The Detroit Lions took a small step in the right direction last season, but they were ultimately a dissappointment once again. The Lions are just 11-21 since ending their 11-year playoff drought back in 2011. Just when Detroit fans thought their team might be turning a corner, the Lions reverted to their old ways. Calvin Johnson feels the 2014 season will be different.
After practice on Tuesday, Megatron said he believes this season represents Detroit’s “best chance” to win a championship.
“I honestly believe that,” Johnson said, via Dave Birkett of The Detroit Free Press. “And you’ve got to buy in. You’ve got to buy into the coaches’ philosophy, and we have. I believe that everybody is doing exactly what the coaches want us to do, and if we’re not, if something is not like he wants it, he’s going to tell us and we’re going to get better at it and he only has to tell us one time.”
There’s no question the Lions have enough talent to be a serious contender. Their offense is loaded with big names like Megatron, Matthew Stafford, Reggie Bush and now Golden Tate. A front seven led by Ndamukong Suh should dominate, though it has not been that simple in past seasons.

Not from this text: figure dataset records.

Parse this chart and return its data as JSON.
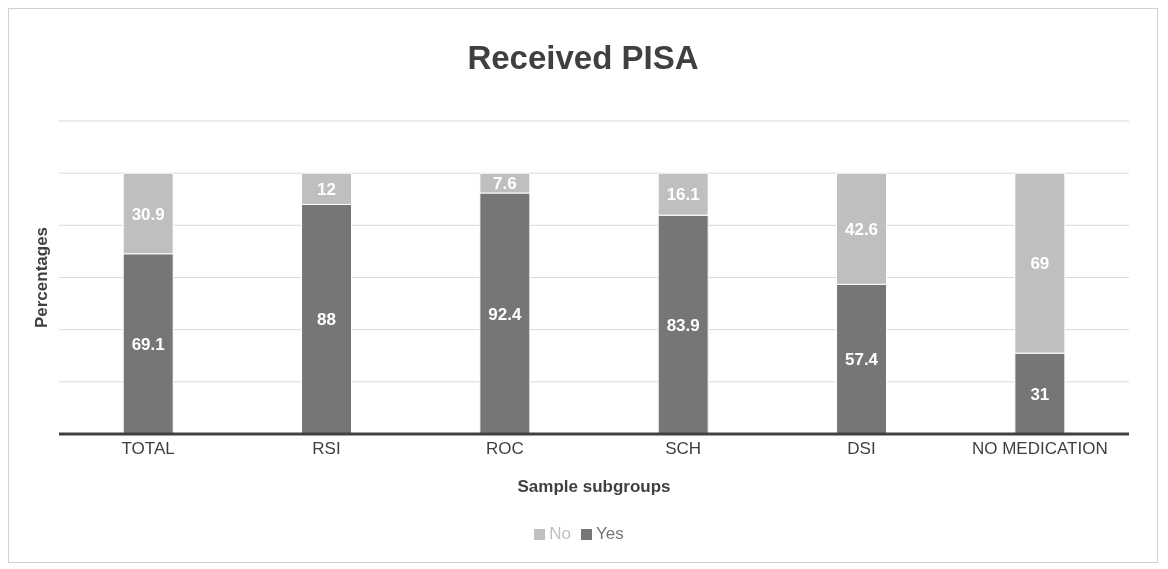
{
  "chart_data": {
    "type": "bar",
    "title": "Received PISA",
    "xlabel": "Sample subgroups",
    "ylabel": "Percentages",
    "categories": [
      "TOTAL",
      "RSI",
      "ROC",
      "SCH",
      "DSI",
      "NO MEDICATION"
    ],
    "series": [
      {
        "name": "Yes",
        "color": "#767676",
        "values": [
          69.1,
          88,
          92.4,
          83.9,
          57.4,
          31
        ]
      },
      {
        "name": "No",
        "color": "#bfbfbf",
        "values": [
          30.9,
          12,
          7.6,
          16.1,
          42.6,
          69
        ]
      }
    ],
    "stacked": true,
    "data_labels": true,
    "ylim": [
      0,
      120
    ],
    "yticks": [
      {
        "value": 0,
        "label": null
      },
      {
        "value": 20,
        "label": null
      },
      {
        "value": 40,
        "label": null
      },
      {
        "value": 60,
        "label": null
      },
      {
        "value": 80,
        "label": null
      },
      {
        "value": 100,
        "label": null
      },
      {
        "value": 120,
        "label": null
      }
    ],
    "grid": "y",
    "legend": "bottom",
    "tick_labels": "x"
  }
}
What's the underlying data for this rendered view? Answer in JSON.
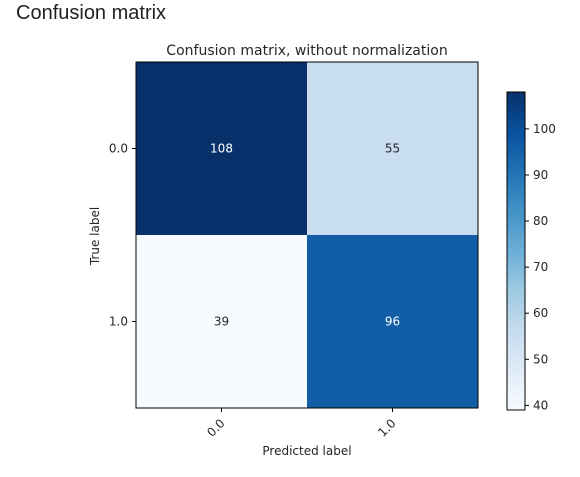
{
  "page": {
    "heading": "Confusion matrix"
  },
  "chart_data": {
    "type": "heatmap",
    "title": "Confusion matrix, without normalization",
    "xlabel": "Predicted label",
    "ylabel": "True label",
    "x_categories": [
      "0.0",
      "1.0"
    ],
    "y_categories": [
      "0.0",
      "1.0"
    ],
    "values": [
      [
        108,
        55
      ],
      [
        39,
        96
      ]
    ],
    "colormap": "Blues",
    "value_range": [
      39,
      108
    ],
    "colorbar_ticks": [
      40,
      50,
      60,
      70,
      80,
      90,
      100
    ],
    "x_tick_rotation_deg": 45,
    "grid": false,
    "text_colors": {
      "dark_cell": "#ffffff",
      "light_cell": "#262626"
    }
  }
}
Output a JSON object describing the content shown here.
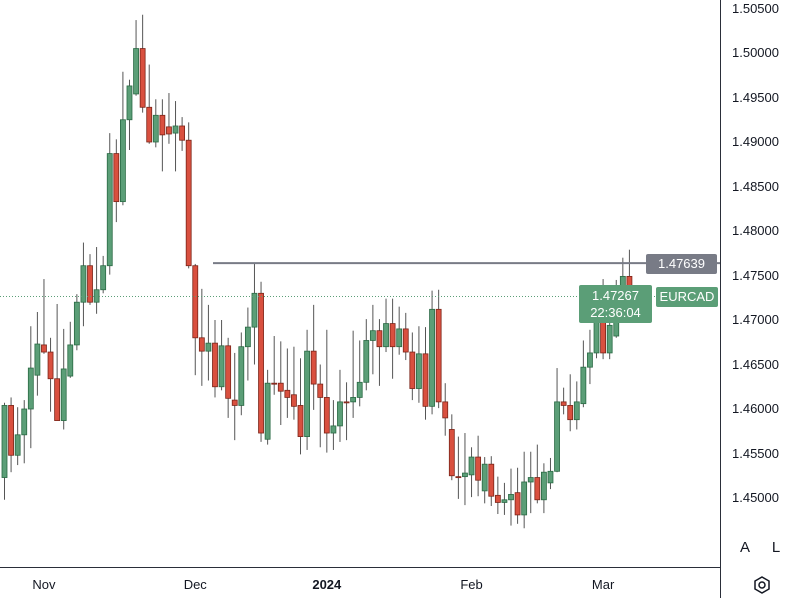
{
  "chart_data": {
    "type": "candlestick",
    "symbol": "EURCAD",
    "price_axis": {
      "ylim": [
        1.4437,
        1.5065
      ],
      "ticks": [
        "1.50500",
        "1.50000",
        "1.49500",
        "1.49000",
        "1.48500",
        "1.48000",
        "1.47500",
        "1.47000",
        "1.46500",
        "1.46000",
        "1.45500",
        "1.45000"
      ]
    },
    "time_axis": {
      "ticks": [
        {
          "label": "Nov",
          "bar": 6,
          "bold": false
        },
        {
          "label": "Dec",
          "bar": 29,
          "bold": false
        },
        {
          "label": "2024",
          "bar": 49,
          "bold": true
        },
        {
          "label": "Feb",
          "bar": 71,
          "bold": false
        },
        {
          "label": "Mar",
          "bar": 91,
          "bold": false
        }
      ]
    },
    "horizontal_line": {
      "price": 1.47639,
      "label": "1.47639"
    },
    "last_price": {
      "price": 1.47267,
      "label": "1.47267",
      "countdown": "22:36:04"
    },
    "colors": {
      "up": "#5b9e77",
      "up_border": "#2a6a44",
      "down": "#d9503f",
      "down_border": "#7b2418",
      "wick": "#555555",
      "hline": "#787b86",
      "last_price": "#5b9e77"
    },
    "grid": false,
    "candles": [
      [
        1.4523,
        1.4607,
        1.4498,
        1.4604
      ],
      [
        1.4604,
        1.4613,
        1.4529,
        1.4548
      ],
      [
        1.4548,
        1.4602,
        1.4537,
        1.4571
      ],
      [
        1.4571,
        1.461,
        1.4539,
        1.46
      ],
      [
        1.46,
        1.4693,
        1.4556,
        1.4646
      ],
      [
        1.4638,
        1.4709,
        1.4615,
        1.4673
      ],
      [
        1.4672,
        1.4746,
        1.4662,
        1.4664
      ],
      [
        1.4664,
        1.468,
        1.4597,
        1.4634
      ],
      [
        1.4634,
        1.4718,
        1.4587,
        1.4587
      ],
      [
        1.4587,
        1.469,
        1.4577,
        1.4645
      ],
      [
        1.4637,
        1.4698,
        1.4635,
        1.4672
      ],
      [
        1.4672,
        1.4729,
        1.4666,
        1.472
      ],
      [
        1.472,
        1.4787,
        1.4693,
        1.4761
      ],
      [
        1.4761,
        1.4774,
        1.4717,
        1.472
      ],
      [
        1.472,
        1.4782,
        1.4707,
        1.4734
      ],
      [
        1.4734,
        1.4772,
        1.473,
        1.4761
      ],
      [
        1.4761,
        1.491,
        1.4751,
        1.4887
      ],
      [
        1.4887,
        1.4903,
        1.481,
        1.4833
      ],
      [
        1.4833,
        1.4979,
        1.4829,
        1.4925
      ],
      [
        1.4925,
        1.497,
        1.4891,
        1.4963
      ],
      [
        1.4954,
        1.5037,
        1.4952,
        1.5005
      ],
      [
        1.5005,
        1.5043,
        1.4933,
        1.4939
      ],
      [
        1.4939,
        1.4987,
        1.4898,
        1.49
      ],
      [
        1.49,
        1.4948,
        1.4894,
        1.493
      ],
      [
        1.493,
        1.4948,
        1.4867,
        1.4908
      ],
      [
        1.4917,
        1.4955,
        1.4898,
        1.4909
      ],
      [
        1.491,
        1.4946,
        1.4867,
        1.4918
      ],
      [
        1.4918,
        1.4928,
        1.489,
        1.4902
      ],
      [
        1.4902,
        1.4922,
        1.4758,
        1.4761
      ],
      [
        1.4761,
        1.4763,
        1.4638,
        1.468
      ],
      [
        1.468,
        1.4735,
        1.4626,
        1.4665
      ],
      [
        1.4665,
        1.4717,
        1.4632,
        1.4674
      ],
      [
        1.4674,
        1.47,
        1.4613,
        1.4625
      ],
      [
        1.4625,
        1.47,
        1.4621,
        1.4671
      ],
      [
        1.4671,
        1.468,
        1.459,
        1.4612
      ],
      [
        1.461,
        1.4663,
        1.4565,
        1.4604
      ],
      [
        1.4604,
        1.4686,
        1.4593,
        1.467
      ],
      [
        1.467,
        1.4714,
        1.4632,
        1.4692
      ],
      [
        1.4692,
        1.4763,
        1.465,
        1.473
      ],
      [
        1.473,
        1.4743,
        1.4563,
        1.4573
      ],
      [
        1.4566,
        1.4644,
        1.456,
        1.4629
      ],
      [
        1.4629,
        1.4682,
        1.4616,
        1.4628
      ],
      [
        1.4629,
        1.4676,
        1.4582,
        1.462
      ],
      [
        1.4621,
        1.4668,
        1.459,
        1.4613
      ],
      [
        1.4616,
        1.467,
        1.4588,
        1.4603
      ],
      [
        1.4604,
        1.4657,
        1.4549,
        1.4569
      ],
      [
        1.4569,
        1.4689,
        1.4554,
        1.4665
      ],
      [
        1.4665,
        1.4717,
        1.4599,
        1.4628
      ],
      [
        1.4628,
        1.465,
        1.4557,
        1.4613
      ],
      [
        1.4613,
        1.4689,
        1.4551,
        1.4573
      ],
      [
        1.4573,
        1.461,
        1.4554,
        1.4581
      ],
      [
        1.4581,
        1.4644,
        1.4563,
        1.4608
      ],
      [
        1.4608,
        1.463,
        1.4565,
        1.4607
      ],
      [
        1.4608,
        1.4688,
        1.459,
        1.4613
      ],
      [
        1.4613,
        1.4677,
        1.4603,
        1.463
      ],
      [
        1.463,
        1.4701,
        1.4621,
        1.4677
      ],
      [
        1.4677,
        1.4717,
        1.4639,
        1.4688
      ],
      [
        1.4688,
        1.4701,
        1.4626,
        1.467
      ],
      [
        1.467,
        1.4724,
        1.4664,
        1.4696
      ],
      [
        1.4696,
        1.4724,
        1.4634,
        1.467
      ],
      [
        1.467,
        1.4715,
        1.4661,
        1.469
      ],
      [
        1.469,
        1.4708,
        1.4655,
        1.4664
      ],
      [
        1.4664,
        1.4686,
        1.461,
        1.4623
      ],
      [
        1.4623,
        1.4693,
        1.4607,
        1.4662
      ],
      [
        1.4662,
        1.4692,
        1.4588,
        1.4603
      ],
      [
        1.4603,
        1.4733,
        1.4594,
        1.4712
      ],
      [
        1.4712,
        1.4734,
        1.4601,
        1.4608
      ],
      [
        1.4608,
        1.4629,
        1.457,
        1.459
      ],
      [
        1.4577,
        1.4594,
        1.452,
        1.4525
      ],
      [
        1.4524,
        1.4569,
        1.4499,
        1.4523
      ],
      [
        1.4524,
        1.4573,
        1.4492,
        1.4528
      ],
      [
        1.4526,
        1.4557,
        1.4501,
        1.4546
      ],
      [
        1.4546,
        1.457,
        1.4502,
        1.452
      ],
      [
        1.4508,
        1.4546,
        1.4494,
        1.4538
      ],
      [
        1.4538,
        1.4547,
        1.4491,
        1.4502
      ],
      [
        1.4503,
        1.4524,
        1.4482,
        1.4495
      ],
      [
        1.4495,
        1.4517,
        1.4481,
        1.4498
      ],
      [
        1.4498,
        1.4533,
        1.4469,
        1.4504
      ],
      [
        1.4506,
        1.4534,
        1.4471,
        1.4481
      ],
      [
        1.4481,
        1.4552,
        1.4466,
        1.4518
      ],
      [
        1.4518,
        1.4552,
        1.4483,
        1.4523
      ],
      [
        1.4523,
        1.456,
        1.4494,
        1.4498
      ],
      [
        1.4498,
        1.4539,
        1.4483,
        1.4529
      ],
      [
        1.4517,
        1.4545,
        1.451,
        1.453
      ],
      [
        1.453,
        1.4646,
        1.4529,
        1.4608
      ],
      [
        1.4608,
        1.4624,
        1.4594,
        1.4604
      ],
      [
        1.4604,
        1.4639,
        1.4575,
        1.4588
      ],
      [
        1.4588,
        1.4631,
        1.4577,
        1.4608
      ],
      [
        1.4606,
        1.4677,
        1.4602,
        1.4647
      ],
      [
        1.4647,
        1.4689,
        1.4628,
        1.4663
      ],
      [
        1.4663,
        1.4718,
        1.4657,
        1.4708
      ],
      [
        1.4708,
        1.4746,
        1.4656,
        1.4663
      ],
      [
        1.4663,
        1.4702,
        1.4656,
        1.4694
      ],
      [
        1.4682,
        1.4745,
        1.468,
        1.4729
      ],
      [
        1.4729,
        1.477,
        1.4719,
        1.4749
      ],
      [
        1.4749,
        1.4779,
        1.4719,
        1.4726
      ],
      [
        1.4725,
        1.473,
        1.4717,
        1.47267
      ]
    ]
  },
  "controls": {
    "auto_label": "A",
    "log_label": "L",
    "settings_icon": "gear-icon"
  }
}
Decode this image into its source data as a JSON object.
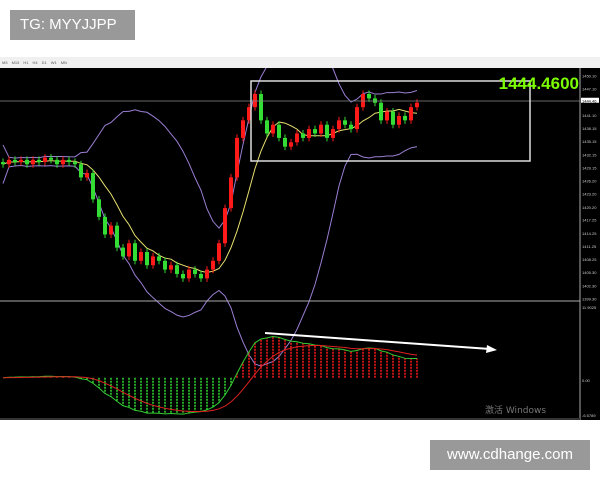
{
  "header": {
    "tag": "TG: MYYJJPP"
  },
  "footer": {
    "site": "www.cdhange.com"
  },
  "toolbar": {
    "timeframes": [
      "M5",
      "M15",
      "H1",
      "H4",
      "D1",
      "W1",
      "MN"
    ]
  },
  "watermark": "激活 Windows",
  "colors": {
    "up": "#ff1a1a",
    "down": "#33dd33",
    "price_label": "#7cfc00",
    "bands": "#9b7fd4",
    "ma": "#e8e070",
    "macd": "#33cc33",
    "signal": "#dd2222",
    "background": "#000000"
  },
  "chart_data": {
    "type": "candlestick",
    "current_price": "1444.4600",
    "price_axis": [
      "1450.10",
      "1447.10",
      "1444.46",
      "1441.10",
      "1438.15",
      "1435.15",
      "1432.15",
      "1429.15",
      "1426.20",
      "1423.20",
      "1420.20",
      "1417.25",
      "1414.25",
      "1411.25",
      "1408.25",
      "1405.30",
      "1402.30",
      "1399.30"
    ],
    "ylim": [
      1399.3,
      1450.1
    ],
    "macd_axis": [
      "11.9025",
      "0.00",
      "-6.5789"
    ],
    "macd_ylim": [
      -6.5789,
      11.9025
    ],
    "closes": [
      1430,
      1431,
      1430.5,
      1431,
      1430,
      1431,
      1430.5,
      1431.5,
      1431,
      1430,
      1431,
      1430.5,
      1430,
      1427,
      1428,
      1422,
      1418,
      1414,
      1416,
      1411,
      1409,
      1412,
      1408,
      1410,
      1407,
      1409,
      1408,
      1406,
      1407,
      1405,
      1404,
      1406,
      1405,
      1404,
      1406,
      1408,
      1412,
      1420,
      1427,
      1436,
      1440,
      1443,
      1446,
      1440,
      1437,
      1439,
      1436,
      1434,
      1435,
      1437,
      1436,
      1438,
      1437,
      1439,
      1436,
      1438,
      1440,
      1439,
      1438,
      1443,
      1446,
      1445,
      1444,
      1440,
      1442,
      1439,
      1441,
      1440,
      1443,
      1444
    ],
    "indicators": [
      "Bollinger Bands",
      "Moving Average",
      "MACD"
    ]
  }
}
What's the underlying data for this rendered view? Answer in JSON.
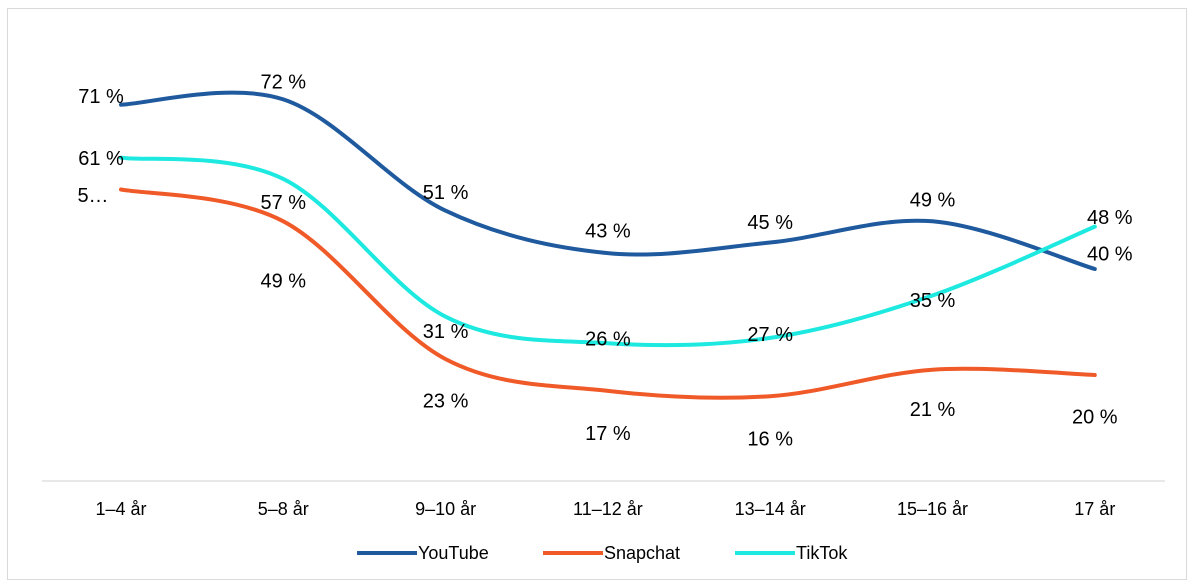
{
  "chart_data": {
    "type": "line",
    "categories": [
      "1–4 år",
      "5–8 år",
      "9–10 år",
      "11–12 år",
      "13–14 år",
      "15–16 år",
      "17 år"
    ],
    "ylim": [
      0,
      80
    ],
    "grid": false,
    "legend_position": "bottom",
    "series": [
      {
        "name": "YouTube",
        "color": "#1f5a9e",
        "values": [
          71,
          72,
          51,
          43,
          45,
          49,
          40
        ],
        "labels": [
          "71 %",
          "72 %",
          "51 %",
          "43 %",
          "45 %",
          "49 %",
          "40 %"
        ]
      },
      {
        "name": "Snapchat",
        "color": "#f05a28",
        "values": [
          55,
          49,
          23,
          17,
          16,
          21,
          20
        ],
        "labels": [
          "5…",
          "49 %",
          "23 %",
          "17 %",
          "16 %",
          "21 %",
          "20 %"
        ]
      },
      {
        "name": "TikTok",
        "color": "#1de9e0",
        "values": [
          61,
          57,
          31,
          26,
          27,
          35,
          48
        ],
        "labels": [
          "61 %",
          "57 %",
          "31 %",
          "26 %",
          "27 %",
          "35 %",
          "48 %"
        ]
      }
    ]
  }
}
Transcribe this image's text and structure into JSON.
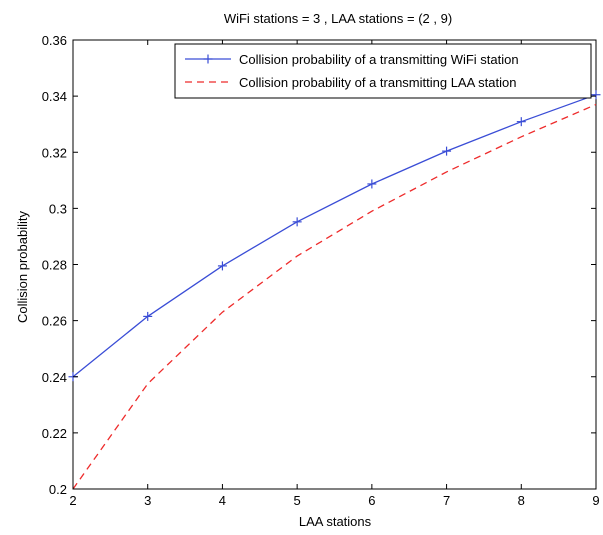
{
  "chart_data": {
    "type": "line",
    "title": "WiFi stations = 3 , LAA stations = (2 , 9)",
    "xlabel": "LAA stations",
    "ylabel": "Collision probability",
    "xlim": [
      2,
      9
    ],
    "ylim": [
      0.2,
      0.36
    ],
    "xticks": [
      2,
      3,
      4,
      5,
      6,
      7,
      8,
      9
    ],
    "yticks": [
      0.2,
      0.22,
      0.24,
      0.26,
      0.28,
      0.3,
      0.32,
      0.34,
      0.36
    ],
    "ytick_labels": [
      "0.2",
      "0.22",
      "0.24",
      "0.26",
      "0.28",
      "0.3",
      "0.32",
      "0.34",
      "0.36"
    ],
    "grid": false,
    "legend_position": "top-right",
    "x": [
      2,
      3,
      4,
      5,
      6,
      7,
      8,
      9
    ],
    "series": [
      {
        "name": "Collision probability of a transmitting WiFi station",
        "values": [
          0.24,
          0.2615,
          0.2795,
          0.2952,
          0.3087,
          0.3204,
          0.3309,
          0.3405
        ],
        "color": "#3a4dd6",
        "style": "solid",
        "marker": "+"
      },
      {
        "name": "Collision probability of a transmitting LAA station",
        "values": [
          0.2,
          0.2375,
          0.263,
          0.283,
          0.299,
          0.313,
          0.3255,
          0.337
        ],
        "color": "#ee2b2b",
        "style": "dashed",
        "marker": "none"
      }
    ]
  }
}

While Lions coach Jim Caldwell said he also believes his team has the foundation needed to win a Lombardi Trophy, Stafford seemed a bit more reserved.
“I think we’re a talented football team, but there’s a long way to go,” Stafford said. “This is practice No. 2 for Week 1. Obviously, we’re a confident bunch. We’re confident in our abilities and our schemes, confident in each other. But at the same time we got to go out there and execute. We got to get better week to week, we got to get hot and go and see what happens. But on paper we’re as talented as anybody in the league, in my opinion.”
The NFC North, led by the Green Bay Packers and Chicago Bears, should be a very difficult division this season. The key for the Lions will be getting off to a good start and proving they are not going to be the same disaster that they have been for the better part of two years.